Kristín Ýr Bjarnadóttir

Personal information
- Full name: Kristín Ýr Bjarnadóttir
- Date of birth: 1 February 1984 (age 42)
- Place of birth: Iceland
- Position: Striker

Team information
- Current team: Valur
- Number: 12

Senior career*
- Years: Team / Apps / (Gls)
- 2001–2004: Valur / 50 / (30)
- 2007: Afturelding / 0 / (0)
- 2008–2011: Valur / 65 / (66)
- 2012: Avaldsnes IL / 22 / (24)
- 2013–2016: Valur / 38 / (6)
- 2015: → HK/Víkingur (loan) / 6 / (5)
- 2018: Augnablik / 9 / (2)

International career^{‡}
- 2000–2001: Iceland U-17 / 8 / (0)
- 2001–2002: Iceland U-19 / 5 / (2)
- 2003–2004: Iceland U-21 / 3 / (0)
- 2009–2012: Iceland / 5 / (1)

= Kristín Ýr Bjarnadóttir =

Icelandic footballer

Kristín Ýr Bjarnadóttir (born 1 February 1984) is an Icelandic former footballer who played as a striker.

==Football==
===Club career===
Kristín was a squad member of Iceland women's national team at UEFA Women's Euro 2009. She was the top scorer for Valur in 2001 and 2003 but got badly injured in 2004 and quit football after that. She made a comeback with Afturelding in 2007 without playing for them and then transferring back to Valur for the 2008 season. She was the top scorer in Iceland in both 2009 and 2010 with 23 league goals in 18 games in both seasons.
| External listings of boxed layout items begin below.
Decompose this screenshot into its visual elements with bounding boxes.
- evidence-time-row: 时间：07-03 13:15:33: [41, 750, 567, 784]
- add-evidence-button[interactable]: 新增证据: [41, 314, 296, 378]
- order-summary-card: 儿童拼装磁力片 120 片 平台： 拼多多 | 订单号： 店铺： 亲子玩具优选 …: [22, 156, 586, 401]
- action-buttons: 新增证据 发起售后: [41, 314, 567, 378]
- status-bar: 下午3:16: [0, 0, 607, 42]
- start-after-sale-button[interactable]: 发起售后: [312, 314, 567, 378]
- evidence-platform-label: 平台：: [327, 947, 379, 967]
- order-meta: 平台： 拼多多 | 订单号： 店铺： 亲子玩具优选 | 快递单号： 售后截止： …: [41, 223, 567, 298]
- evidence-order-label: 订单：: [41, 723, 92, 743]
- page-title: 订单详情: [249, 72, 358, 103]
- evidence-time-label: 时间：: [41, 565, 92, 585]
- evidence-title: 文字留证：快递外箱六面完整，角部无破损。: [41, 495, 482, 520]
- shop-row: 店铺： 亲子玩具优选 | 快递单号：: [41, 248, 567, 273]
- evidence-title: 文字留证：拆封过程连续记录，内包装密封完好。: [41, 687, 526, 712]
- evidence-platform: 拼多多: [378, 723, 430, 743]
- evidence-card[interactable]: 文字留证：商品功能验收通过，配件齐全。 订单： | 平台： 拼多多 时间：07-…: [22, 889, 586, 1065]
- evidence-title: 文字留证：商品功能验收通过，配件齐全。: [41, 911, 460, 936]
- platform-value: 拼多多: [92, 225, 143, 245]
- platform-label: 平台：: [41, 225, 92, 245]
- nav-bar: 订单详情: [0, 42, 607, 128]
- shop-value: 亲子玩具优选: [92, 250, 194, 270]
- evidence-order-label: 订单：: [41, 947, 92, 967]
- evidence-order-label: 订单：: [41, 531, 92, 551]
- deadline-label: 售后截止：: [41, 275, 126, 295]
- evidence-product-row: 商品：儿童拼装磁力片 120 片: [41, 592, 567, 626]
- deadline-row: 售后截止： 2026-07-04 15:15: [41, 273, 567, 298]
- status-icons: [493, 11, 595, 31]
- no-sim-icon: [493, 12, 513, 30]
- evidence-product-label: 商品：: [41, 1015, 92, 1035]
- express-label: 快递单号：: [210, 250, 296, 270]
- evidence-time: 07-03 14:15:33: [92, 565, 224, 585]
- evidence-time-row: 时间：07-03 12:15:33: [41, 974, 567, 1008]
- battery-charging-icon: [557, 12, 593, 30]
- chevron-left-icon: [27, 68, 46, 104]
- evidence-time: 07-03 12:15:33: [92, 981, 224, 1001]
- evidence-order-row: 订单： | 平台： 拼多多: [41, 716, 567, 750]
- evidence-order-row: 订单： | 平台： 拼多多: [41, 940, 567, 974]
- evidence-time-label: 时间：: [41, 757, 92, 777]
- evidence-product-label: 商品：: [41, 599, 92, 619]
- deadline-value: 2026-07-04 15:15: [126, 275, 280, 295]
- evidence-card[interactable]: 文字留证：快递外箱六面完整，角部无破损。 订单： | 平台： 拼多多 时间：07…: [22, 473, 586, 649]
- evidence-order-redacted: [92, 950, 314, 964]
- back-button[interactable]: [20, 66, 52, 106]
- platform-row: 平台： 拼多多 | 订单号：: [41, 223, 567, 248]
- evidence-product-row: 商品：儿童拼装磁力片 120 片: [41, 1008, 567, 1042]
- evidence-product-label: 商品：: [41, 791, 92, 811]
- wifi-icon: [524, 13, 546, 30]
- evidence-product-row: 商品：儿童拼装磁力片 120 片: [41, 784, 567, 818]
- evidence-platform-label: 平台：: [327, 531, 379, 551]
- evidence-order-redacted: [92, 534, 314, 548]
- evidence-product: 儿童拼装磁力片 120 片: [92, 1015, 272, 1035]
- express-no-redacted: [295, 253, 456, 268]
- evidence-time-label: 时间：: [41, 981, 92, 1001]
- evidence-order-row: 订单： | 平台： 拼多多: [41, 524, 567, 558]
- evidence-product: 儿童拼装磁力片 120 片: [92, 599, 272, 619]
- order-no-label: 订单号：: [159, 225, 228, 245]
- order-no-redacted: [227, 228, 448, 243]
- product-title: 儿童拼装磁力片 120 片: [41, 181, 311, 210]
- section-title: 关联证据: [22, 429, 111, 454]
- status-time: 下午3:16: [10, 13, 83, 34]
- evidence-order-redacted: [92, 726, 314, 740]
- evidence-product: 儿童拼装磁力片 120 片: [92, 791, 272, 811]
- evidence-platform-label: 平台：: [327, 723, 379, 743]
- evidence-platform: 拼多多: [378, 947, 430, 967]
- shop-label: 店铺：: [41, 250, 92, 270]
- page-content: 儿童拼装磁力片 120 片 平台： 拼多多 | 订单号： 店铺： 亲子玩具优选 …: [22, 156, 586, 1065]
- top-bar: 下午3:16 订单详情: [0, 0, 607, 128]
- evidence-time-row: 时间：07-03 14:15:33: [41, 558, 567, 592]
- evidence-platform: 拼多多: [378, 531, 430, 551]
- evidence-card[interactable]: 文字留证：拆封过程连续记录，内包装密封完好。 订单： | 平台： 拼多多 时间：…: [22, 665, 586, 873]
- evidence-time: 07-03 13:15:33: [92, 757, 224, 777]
She played for Avaldsnes IL in Norway for the 2012 season but returned to Valur for 2013.

===International career===
Kristín first represented Iceland at Under-17 level, making her debut against Germany in July 2000. She played eight times at Under-17 level before making her debut at Under-19 level in September 2001, scoring the final goal in a 7–0 win over Bulgaria. In 2003, she stepped up to Under-21 level, making her debut in March against Sweden. She also played in the Under-21 games against Denmark and Germany in July 2004, before dropping out of football due to a serious back injury sustained in a car accident.

Following her return to action with Valur, Kristín was called into Iceland's UEFA Women's Euro 2009 squad as a late replacement for Harpa Þorsteinsdóttir, who had a broken leg. She did not play in the tournament but made her debut for the Iceland senior women's team on 17 September 2009, coming on as a late substitute for Dóra María Lárusdóttir as Iceland mauled Estonia 12–0. She was again a late substitute, this time for Margrét Lára Viðarsdóttir in the following game, a 1–0 win in Northern Ireland.

===Achievements===
- Icelandic champion (4): 2004, 2008, 2009 and 2010.
- Icelandic cup (4):
- Úrvalsdeild kvenna top goal scorer in (2): 2009, 2010

==Personal life==
Kristín was a member of the band Igore, who released 9 líf (9 lives), their only album to date, in 2004. As her alter ego Kido, Kristín was a rapper and the group's main lyricist. In 2018, she released the single "Ég Sé Þig".